When you are de-duping, what you select makes a BIG OLE DIFFERENCE! If you select only one column, Google Sheets AND Microsoft Excel will de-dupe that column’s data without looking at the data in the adjacent columns. Why is this important?
Let’s say you had a spreadsheet that looked like this:
|Malcolm X||(xxx) xxx-xxxx|
|Malcolm X||(yyy) yyy-yyyy|
If you had selected JUST the “Name” column, then your spreadsheet would return just “one” Malcolm X (he was truly one of a kind!) However, if you had selected both rows and both columns, and then de-duped, your spreadsheet would return… well… all of your data, because the rows have different phone numbers. (By the way, happy birthday, Malcolm X. Rest in power!).
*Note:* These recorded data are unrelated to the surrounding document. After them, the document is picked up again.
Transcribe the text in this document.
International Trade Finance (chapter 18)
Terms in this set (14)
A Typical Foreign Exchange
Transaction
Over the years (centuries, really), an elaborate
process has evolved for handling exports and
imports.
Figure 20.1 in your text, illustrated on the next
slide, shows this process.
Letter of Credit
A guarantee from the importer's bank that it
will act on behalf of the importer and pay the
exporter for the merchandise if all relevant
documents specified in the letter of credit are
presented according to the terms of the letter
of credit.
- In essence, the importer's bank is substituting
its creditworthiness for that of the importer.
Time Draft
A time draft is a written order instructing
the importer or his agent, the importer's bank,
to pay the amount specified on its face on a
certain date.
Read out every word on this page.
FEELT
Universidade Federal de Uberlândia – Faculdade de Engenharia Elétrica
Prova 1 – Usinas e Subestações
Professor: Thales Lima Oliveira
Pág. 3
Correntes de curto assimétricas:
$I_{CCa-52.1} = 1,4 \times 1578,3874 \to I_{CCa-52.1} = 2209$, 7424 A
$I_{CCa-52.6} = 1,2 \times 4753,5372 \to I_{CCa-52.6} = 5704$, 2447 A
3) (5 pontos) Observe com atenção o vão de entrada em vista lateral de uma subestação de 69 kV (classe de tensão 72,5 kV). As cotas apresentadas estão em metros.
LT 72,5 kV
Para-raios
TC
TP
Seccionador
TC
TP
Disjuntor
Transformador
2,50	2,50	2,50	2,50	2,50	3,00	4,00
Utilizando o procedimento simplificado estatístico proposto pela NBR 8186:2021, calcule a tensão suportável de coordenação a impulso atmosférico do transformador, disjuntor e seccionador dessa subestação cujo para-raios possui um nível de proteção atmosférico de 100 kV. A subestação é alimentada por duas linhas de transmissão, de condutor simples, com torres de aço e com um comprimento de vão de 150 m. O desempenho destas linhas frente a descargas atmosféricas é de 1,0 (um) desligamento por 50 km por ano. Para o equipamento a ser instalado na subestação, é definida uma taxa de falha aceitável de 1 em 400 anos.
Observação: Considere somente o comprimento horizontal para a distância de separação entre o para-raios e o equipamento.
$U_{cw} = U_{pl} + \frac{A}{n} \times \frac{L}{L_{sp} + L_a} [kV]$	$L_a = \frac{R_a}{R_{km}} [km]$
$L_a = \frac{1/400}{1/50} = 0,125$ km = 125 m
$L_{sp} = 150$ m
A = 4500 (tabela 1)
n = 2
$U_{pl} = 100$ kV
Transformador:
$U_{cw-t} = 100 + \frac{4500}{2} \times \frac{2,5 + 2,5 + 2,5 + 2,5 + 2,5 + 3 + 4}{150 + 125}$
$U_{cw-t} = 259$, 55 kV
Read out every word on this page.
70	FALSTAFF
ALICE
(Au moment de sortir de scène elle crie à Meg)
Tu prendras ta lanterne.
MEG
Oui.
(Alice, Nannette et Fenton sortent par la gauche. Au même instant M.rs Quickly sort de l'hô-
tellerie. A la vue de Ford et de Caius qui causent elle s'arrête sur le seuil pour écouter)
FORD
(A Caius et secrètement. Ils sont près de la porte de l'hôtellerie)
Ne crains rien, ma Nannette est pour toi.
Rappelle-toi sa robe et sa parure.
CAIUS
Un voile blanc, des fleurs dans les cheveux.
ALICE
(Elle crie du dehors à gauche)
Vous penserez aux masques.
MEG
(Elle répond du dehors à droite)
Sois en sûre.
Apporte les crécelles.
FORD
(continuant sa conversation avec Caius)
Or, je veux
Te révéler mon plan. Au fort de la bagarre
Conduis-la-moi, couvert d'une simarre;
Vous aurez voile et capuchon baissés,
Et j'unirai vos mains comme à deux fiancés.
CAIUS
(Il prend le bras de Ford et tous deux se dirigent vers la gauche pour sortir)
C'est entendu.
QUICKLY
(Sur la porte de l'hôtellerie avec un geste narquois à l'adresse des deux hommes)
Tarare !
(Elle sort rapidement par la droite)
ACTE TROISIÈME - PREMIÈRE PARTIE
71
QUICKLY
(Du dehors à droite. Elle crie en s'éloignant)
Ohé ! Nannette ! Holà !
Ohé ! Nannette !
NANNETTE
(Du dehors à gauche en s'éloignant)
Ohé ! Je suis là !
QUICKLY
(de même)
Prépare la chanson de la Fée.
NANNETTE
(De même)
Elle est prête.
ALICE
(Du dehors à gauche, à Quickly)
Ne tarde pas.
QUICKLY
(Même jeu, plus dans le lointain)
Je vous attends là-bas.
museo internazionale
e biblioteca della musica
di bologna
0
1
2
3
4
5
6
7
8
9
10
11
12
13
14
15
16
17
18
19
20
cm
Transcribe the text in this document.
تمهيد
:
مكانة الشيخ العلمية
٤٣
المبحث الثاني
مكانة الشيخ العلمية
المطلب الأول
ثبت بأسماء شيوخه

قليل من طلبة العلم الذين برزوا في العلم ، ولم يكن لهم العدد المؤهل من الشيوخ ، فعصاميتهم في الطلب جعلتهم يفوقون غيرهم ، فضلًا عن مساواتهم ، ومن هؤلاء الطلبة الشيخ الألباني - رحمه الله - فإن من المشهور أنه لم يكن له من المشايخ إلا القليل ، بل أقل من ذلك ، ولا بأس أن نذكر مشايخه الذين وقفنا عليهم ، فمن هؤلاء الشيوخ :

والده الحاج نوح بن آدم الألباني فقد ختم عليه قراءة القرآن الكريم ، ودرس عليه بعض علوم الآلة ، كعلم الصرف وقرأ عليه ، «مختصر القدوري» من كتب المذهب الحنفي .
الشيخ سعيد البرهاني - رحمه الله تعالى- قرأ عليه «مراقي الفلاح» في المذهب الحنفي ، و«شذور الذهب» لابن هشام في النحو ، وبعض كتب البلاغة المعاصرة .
Moral of the story: be intentional with selecting your data. Google Sheets and Microsoft Excel will look across the whole row (within the selection) to compare against other rows for duplicates.
I’ll be honest with you: There is no classic “de-dupe” function in GS. There’s no magic button you can push. Some folks have written scripts for GS extenders, but they didn’t work well for me, plus, who wants to download an extender?? Fortunately, I have an answer for you. It’s called the “Unique” function – and you can watch a 90-second tutorial here. In a nutshell, all you have to do is click in any blank cell (I usually start in a different tab), then type =Unique( ) and inside of the parenthesis, you’ll put in your data selection — in the form of cell codes like A1:C5). In the example in the video, the YouTuber de-dupes based on data in only one column. If he had used a selection (aka range) that included other columns, GS would have copied data in the adjacent columns, too.
And that, my friends, is how you de-dupe in Google Sheets! Go ahead and give it a try – and don’t forget to write in to Dear Spreadsheet Whisperer if you get stuck along the way. I’m standing by (or if you know me well, the truth is, I’m lounging around if at all possible) and ready to help.
Ok, faithful TDAA readers, I’m going to leave you with a thought provoking quote from Malcolm X:
In the past, the greatest weapon the white man has had has been his ability to divide and conquer. If I take my hand and slap you, you don’t even feel it. It might sting you because these digits are separated. But all I have to do to put you back in your place is bring those digits together.